General system features associated with improvements in clinical practice
In a seminal study Kawamoto et al. , found that 75% of clinical decision support interventions succeeded when the decision support was provided to clinicians automatically, whereas none succeeded when clinicians were required to seek out the advice of the decision support system (rate difference 75% (37% to 84%)). Similarly, systems that were provided as an integrated component of charting or order entry systems were significantly more likely to succeed than stand alone systems (rate difference 37% (6% to 61%)); systems that used a computer to generate the decision support were significantly more effective than systems that relied on manual processes (rate difference 26% (2% to 49%)); systems that prompted clinicians to record a reason when not following the advised course of action were significantly more likely to succeed than systems that allowed the system advice to be bypassed without recording a reason (rate difference 41% (19% to 54%)); and systems that provided a recommendation (such as “Patient is at high risk of coronary artery disease; recommend initiation of β blocker therapy”) were significantly more likely to succeed than systems that provided only an assessment of the patient (such as “Patient is at high risk of coronary artery disease”) (rate difference 35% (8% to 58%)).
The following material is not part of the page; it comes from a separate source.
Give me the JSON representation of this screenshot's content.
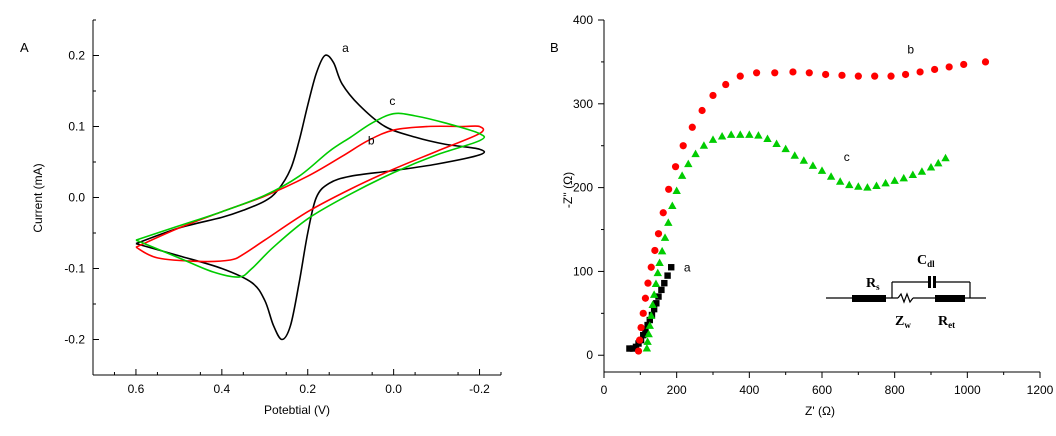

Finally, systems that provided decision support at the time and location of decision making were substantially more likely to succeed than systems that did not provide advice at the point of care, but the difference in success rates fell just short of being significant at the 0.05 level (rate difference 48% (-0.46% to 70.01%)).
 Kawamoto K, Houlihan CA, Balas EA, Lobach DF. Improving clinical practice using clinical decision support systems: a systematic review of trials to identify features critical to success. BMJ. 2005 Apr 2;330(7494):765.